Many of you have heard about the oil crash that has been going on for the best part of a year. During this time, the worldwide markets have seen the prices of oil drop from over $100 a barrel to slightly over $50 per barrel, experiencing a drop of roughly 50%.
This oil crash has been caused by an imbalance between supply and demand. Compared to the over 80 million barrels per day in yearly production, an oversupply of just a few million barrels caused this entire oil price drop of 50%.
As you can see here, the U.S. oil production has been on a downtrend for a long time. Since growing rapidly and reaching highs in the 1970s, U.S. natural gas and crude oil production has been trending downwards.
Recently, since the 2008 oil crash, U.S. production has spiked up rapidly in what is known as the American shale revolution. This spike up has led to millions more barrels in growth. This growth is what has caused the oil oversupply.
It is not just excess production that caused this. Excess production has long been part of the cyclical oil cycle. However, in past oil crashes, it has traditionally been the role of OPEC at large and Saudi Arabia in part to limit production. Limiting this production has helped to balance oil prices.
Source: Peak Watch
Looking here at Saudi Arabia's crude oil production during the last oil crash, we can clearly see how Saudi Arabia normally limits production to help relieve oil prices.
Source: Peak Oil Barrel
However, unlike the drop in Saudi Arabia production during the last oil crash, during this recent crash, Saudi Arabia production has not taken the slightest hit. In fact, Saudi Arabia has seen its production increase slightly since the start of the oil crash.
So far, we have seen how American and Saudi Arabian production have affected the oil crash. We will take a closer look at shale production to see how it has affected the oil price and why it will not last.
Looking at the U.S. shale production, we can see how shale production has grown rapidly from 1 million barrels per day at the last oil crash to 4 million barrels per day during the current oil crash. This represents a 3 million barrels per day growth. If this growth did not exist, it's likely that the current oil crash would not have happened.
Source: Econ 274
This growth has caused much of the U.S. growth in production. In fact with the exception of China, the United States has larger shale gas basins than any other country in the world.
There are two important things to note here. First of all, the world reserves are significant. The U.S. has 24.4 trillion cubic meters of shale reserves. Since each cubic meter on average provides 6.32 barrels of oil, that means the U.S. shale reserves are at roughly 154 billion barrels per oil.

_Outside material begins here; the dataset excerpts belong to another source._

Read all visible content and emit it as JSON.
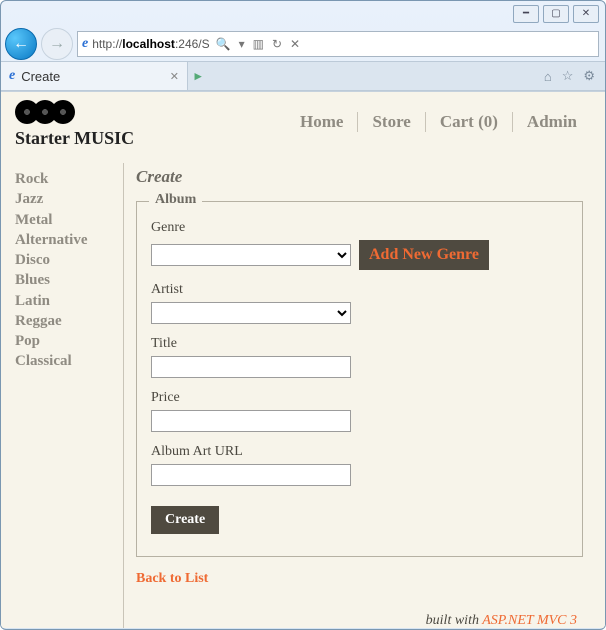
{
  "window": {
    "url_prefix": "http://",
    "url_host": "localhost",
    "url_rest": ":246/S",
    "tab_title": "Create"
  },
  "brand": {
    "title": "Starter MUSIC"
  },
  "topnav": {
    "home": "Home",
    "store": "Store",
    "cart": "Cart (0)",
    "admin": "Admin"
  },
  "sidebar": {
    "items": [
      "Rock",
      "Jazz",
      "Metal",
      "Alternative",
      "Disco",
      "Blues",
      "Latin",
      "Reggae",
      "Pop",
      "Classical"
    ]
  },
  "main": {
    "heading": "Create",
    "legend": "Album",
    "labels": {
      "genre": "Genre",
      "artist": "Artist",
      "title": "Title",
      "price": "Price",
      "arturl": "Album Art URL"
    },
    "values": {
      "genre": "",
      "artist": "",
      "title": "",
      "price": "",
      "arturl": ""
    },
    "buttons": {
      "add_genre": "Add New Genre",
      "create": "Create"
    },
    "back_link": "Back to List"
  },
  "footer": {
    "prefix": "built with ",
    "link": "ASP.NET MVC 3"
  }
}
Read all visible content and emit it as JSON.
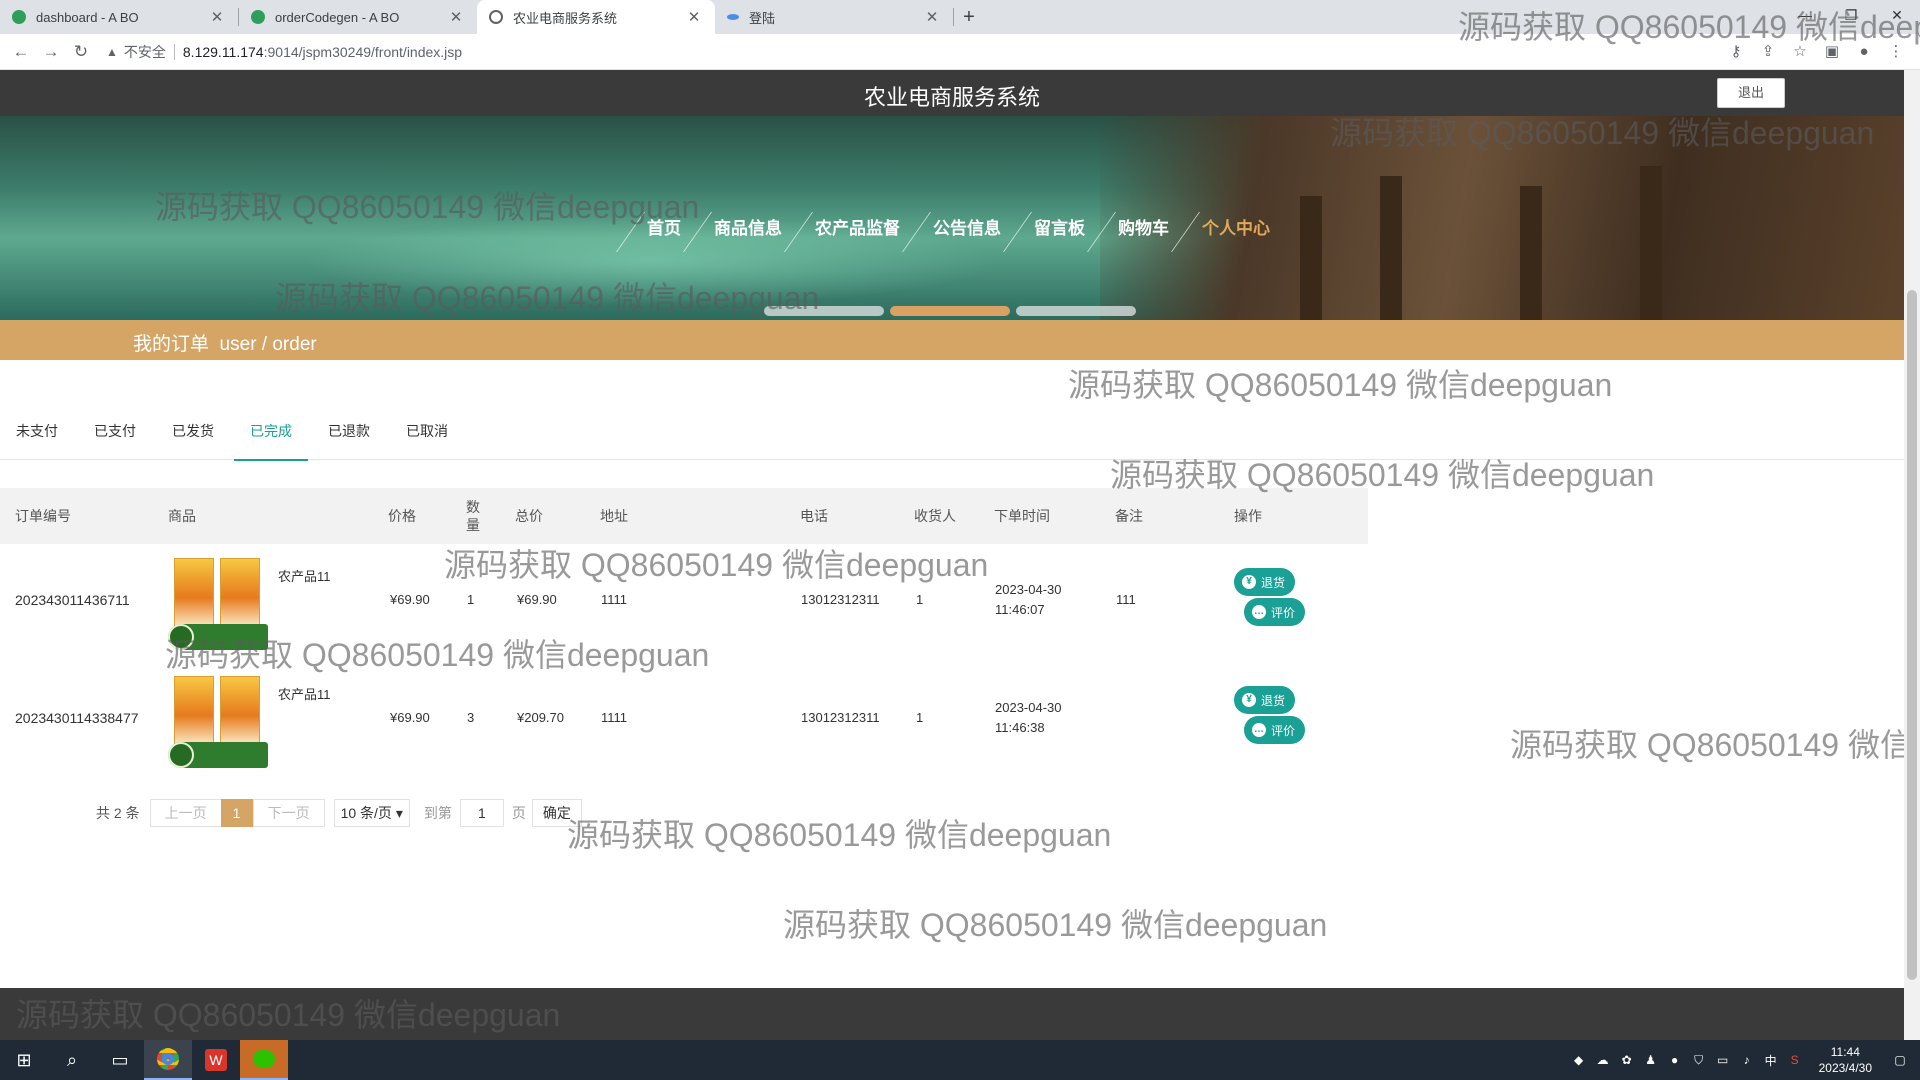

Taking the U.S. shale oil reserves over the total shale production, it means the U.S. has enough shale reserves to provide for its needs for 105 years. That is longer lasting than the reserves of many other countries.
Shale Well Production
Now that we know the shale production scope of the United States, it is time to look at shale well production. This specifically will explain why shale well production will not last during the crash.
As can already be seen, after rising rapidly up until the oil crash, the U.S. rig count has dropped very rapidly since the start of the oil crash. In fact, after reaching a peak of over 1600 in September-October 2014, the rig count had dropped to slightly over 1200 by February 2015. The rapid decline in rig count means it's up to existing rigs to maintain production.
Source: World Watch
Shale wells have a very quick decline in production. In fact, in the first year alone, shale wells experience a 69% decline in production followed by 39% in the second year. That means in the first two years, shale wells experience a decline in production of over 81%.
Using the same statistics, if no new wells are drilled, and U.S. production is at 4 million barrels per day, in two years, production would drop down to 800,000 barrels per day, representing a significant decline in production.
In fact, this decline by itself would be enough to solve the oil crash.
This oil crash has been caused by a combination of two factors. It has been caused by increasing U.S. production and Saudi Arabia's refusal to cut production.
However, the majority of U.S. excess production comes from shale. Shale wells experience a rapid decline in production after their first few years running, if no new wells are being drilled.
As a result, over the next few years, should the price crash continue and the rig count declines continue, the excess American production will not last, which will help to remedy the oil crash.